On D-Day +8 dad’s platoon (79th Infantry Division, 314th Infantry, Company L) entered France through Utah Beach and joined the drive to take Cherbourg. Eleven days later (20 June 1944) on the outskirts of Cherbourg, in the hedgerows, dad was severely wounded when a German mortar shell hit the radio pack he was carrying (dad was the platoon sergeant). He normally would not be carrying the radio pack but his RTO had been killed in heavy fighting the previous day. That radio pack saved his life even though he was gravely wounded. During the drive to Cherbourg he lost over 80% of his platoon due to enemy action. He was hospitallized in a field hospital in France until he was sent forward as ‘walking wounded’ and assigned as a replacement depot sergeant in Belgium during the Ardennes campaign in December of 1944. His job was sending fresh troops forward during what is now known as the Battle of the Bulge. After the battle was over and the atrocities on troops who were being sent forward (with weapons but no ammunition as that was issued once they arrived at their new units) including the machine-gunning of replacements in the snow, dad suffered an emotional breakdown and was again hospitalized for ‘battle fatigue’, what we now know as PTSD. He was evacuated to England for a couple of months and then transferred back to the states to McLaren General Hospital in Illinois (then operating as a VA facility) for psychiatric treatment related to persistent battle fatigue in early 1945. He was honorably (medically) discharged from there in February, 1946 and returned home to his waiting wife. My oldest sibling, born 9 months later in November of 1946, started their family, reaching seven children of wjich I am the fifth, born in 1955.
Timkin couldn’t return him to his job as it had been filled by another returning veteran so dad looked for other work and found employment with Spitzley Corporation, a heating and cooling contrator, as a draftsman. He undertook classes at night school as well as self-improvement classes through the Dale Carnegie courses.

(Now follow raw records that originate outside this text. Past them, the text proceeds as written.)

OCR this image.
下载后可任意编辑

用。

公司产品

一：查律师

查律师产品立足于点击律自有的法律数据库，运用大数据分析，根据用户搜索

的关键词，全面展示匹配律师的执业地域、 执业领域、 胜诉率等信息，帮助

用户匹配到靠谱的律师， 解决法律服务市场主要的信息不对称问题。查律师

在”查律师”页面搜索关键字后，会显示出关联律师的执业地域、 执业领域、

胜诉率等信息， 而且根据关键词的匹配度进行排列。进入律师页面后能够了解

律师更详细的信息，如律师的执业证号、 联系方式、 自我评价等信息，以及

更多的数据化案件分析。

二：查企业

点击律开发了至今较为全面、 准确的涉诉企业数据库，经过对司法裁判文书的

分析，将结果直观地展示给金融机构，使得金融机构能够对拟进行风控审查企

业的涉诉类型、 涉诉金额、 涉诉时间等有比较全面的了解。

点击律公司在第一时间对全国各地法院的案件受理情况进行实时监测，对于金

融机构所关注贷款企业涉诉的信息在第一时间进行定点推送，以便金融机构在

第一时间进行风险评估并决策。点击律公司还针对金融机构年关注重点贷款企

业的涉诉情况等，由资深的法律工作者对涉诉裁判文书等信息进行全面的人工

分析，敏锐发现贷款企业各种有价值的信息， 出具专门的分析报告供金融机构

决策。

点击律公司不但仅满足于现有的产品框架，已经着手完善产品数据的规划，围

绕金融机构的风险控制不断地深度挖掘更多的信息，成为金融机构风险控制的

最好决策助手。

Dad steadily rose through the company, head draftsman, estimator, head estimator and project manager, contributing to the reputation of the company and the companies abilities to deliver on successively more complex contracts.

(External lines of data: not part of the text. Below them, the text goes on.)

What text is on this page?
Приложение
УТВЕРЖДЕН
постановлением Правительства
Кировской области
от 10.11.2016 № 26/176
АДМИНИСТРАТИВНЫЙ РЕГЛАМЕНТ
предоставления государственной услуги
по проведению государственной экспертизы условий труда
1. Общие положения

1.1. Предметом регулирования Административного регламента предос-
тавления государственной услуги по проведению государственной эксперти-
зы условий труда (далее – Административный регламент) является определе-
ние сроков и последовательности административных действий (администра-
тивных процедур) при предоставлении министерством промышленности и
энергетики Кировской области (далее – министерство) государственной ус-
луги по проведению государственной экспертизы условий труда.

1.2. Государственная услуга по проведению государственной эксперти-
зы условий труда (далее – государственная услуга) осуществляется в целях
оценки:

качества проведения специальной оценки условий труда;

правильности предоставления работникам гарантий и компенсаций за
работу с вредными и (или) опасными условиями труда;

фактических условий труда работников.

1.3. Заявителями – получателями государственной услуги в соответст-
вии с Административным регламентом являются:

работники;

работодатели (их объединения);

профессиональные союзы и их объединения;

In 1967, after being passed over for vice president in favor of a recent college graduate (non-veteran) who was a new hire (dad had worked for Spitzley for twenty years), dad resigned and after a month became vice president and chief estimator for Midwest Mechanical Contractors. He helped grow that company and successfully out bid his former employer on a consistent basis, leading to the decline of Spitzley through the late 60′s and eventual closure in 1975, a year after dad’s passing.
Dad taught me much, both directly and indirectly. He taught me to hunt and fish, he made sure I had a good Catholic education and he also taught me, by example, what not to be.

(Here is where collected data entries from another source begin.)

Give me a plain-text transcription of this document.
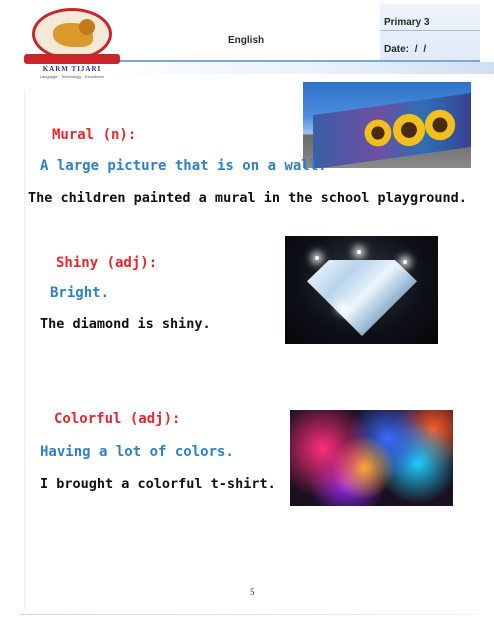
KARM TIJARI
Language · Technology · Excellence
English
Primary 3
Date: / /
Mural (n):
A large picture that is on a wall.
The children painted a mural in the school playground.
Shiny (adj):
Bright.
The diamond is shiny.
Colorful (adj):
Having a lot of colors.
I brought a colorful t-shirt.
5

Don’t get me wrong, I love my dad and I am grateful for what he taught me. He taught me, through his alcoholism to not be a drinker. He taught me through his abuse of us kids that I would not be a good father and thus I have no children and married late in life because I knew that I would not be a good husband and father. Only after much maturing have I reached a point where my wife is teaching me to be a good husband.
In many ways my dad was a good man and only because of what we now know was PTSD did my father engage in the destructive behaviors that made him less than perfect. Dad was a much changed man after the war according to my late mother. He said as much to me. As a young adult (18-19) we discussed his experiences in the war while fishing and camping together and especially so in the last five months of his life, following my honorable discharge from the Air Force.
My dad passed away in my arms just after midnight on June 9th, 1974 (forty years ago last week) while on a camping trip. He was five months shy of 55 years of age.
I miss him and I pray for his immortal soul every day.
May you rest in peace dad and in the presence of God be healed of all your wounds.